Thirdly, the show proved just how musicians have become incapable of performing without record producers to twiddle knobs and make them sound any good. Some of the sets from Wembley and Philadelphia, presented without the benefit of studio treatment, ranged from not very good to pathetic. Demonstrated above all, however, was the power of communication technology: fourteen international satellites beamed the show to 50 million TV sets, reaching an estimated audience of 1.5 billion people. But just as this technology can unite millions of workers for a lofty, if ultimately futile, moral cause, so too can it bind them together for more sinister propaganda messages, such as those demanded for example in the build-up to war. Left in the hands of the capitalist minority the means of mass communication are a potent weapon. But used for socialist purposes, think of how the worldwide unity forged by Live Aid could be turned into an instrument for making democracy work within the global village.

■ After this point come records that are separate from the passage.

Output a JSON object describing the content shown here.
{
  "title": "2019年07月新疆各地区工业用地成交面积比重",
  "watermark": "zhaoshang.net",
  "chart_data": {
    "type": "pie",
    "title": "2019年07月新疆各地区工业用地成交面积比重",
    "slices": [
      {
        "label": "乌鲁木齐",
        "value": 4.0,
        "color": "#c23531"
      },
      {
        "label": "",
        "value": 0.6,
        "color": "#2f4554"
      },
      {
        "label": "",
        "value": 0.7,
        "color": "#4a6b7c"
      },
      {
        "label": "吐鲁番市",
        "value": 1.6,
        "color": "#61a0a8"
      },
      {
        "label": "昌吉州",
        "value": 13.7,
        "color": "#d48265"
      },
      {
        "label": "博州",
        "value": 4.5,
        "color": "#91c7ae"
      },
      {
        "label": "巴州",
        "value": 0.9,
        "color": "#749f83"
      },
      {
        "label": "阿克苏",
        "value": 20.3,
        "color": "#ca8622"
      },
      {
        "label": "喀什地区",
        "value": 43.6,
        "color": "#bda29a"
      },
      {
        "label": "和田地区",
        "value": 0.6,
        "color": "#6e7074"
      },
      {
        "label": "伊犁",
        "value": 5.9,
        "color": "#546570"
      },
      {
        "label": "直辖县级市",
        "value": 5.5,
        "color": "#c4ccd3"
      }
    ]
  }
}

Watching the show until the final performance by Bob Dylan (not an occasion worthy of the wait, as it turned out), I was struck by an overwhelming sense of depression — not just at the thought that fellow human beings are starving to death, although that is good enough reason for a sleepless night, but because all the goodwill, energy, determination and technological know-how put into “doing something about it” will not feed the world. Despite Geldof’s moral crusade the obscenity of mass human misery will go on and on and on until Elvis Costello stops singing “all you need is love” and the workers realise that the world is ours for the taking. And finally the national anthem came on, and by the time it got to “Long To Reign Over Us” I was fast asleep.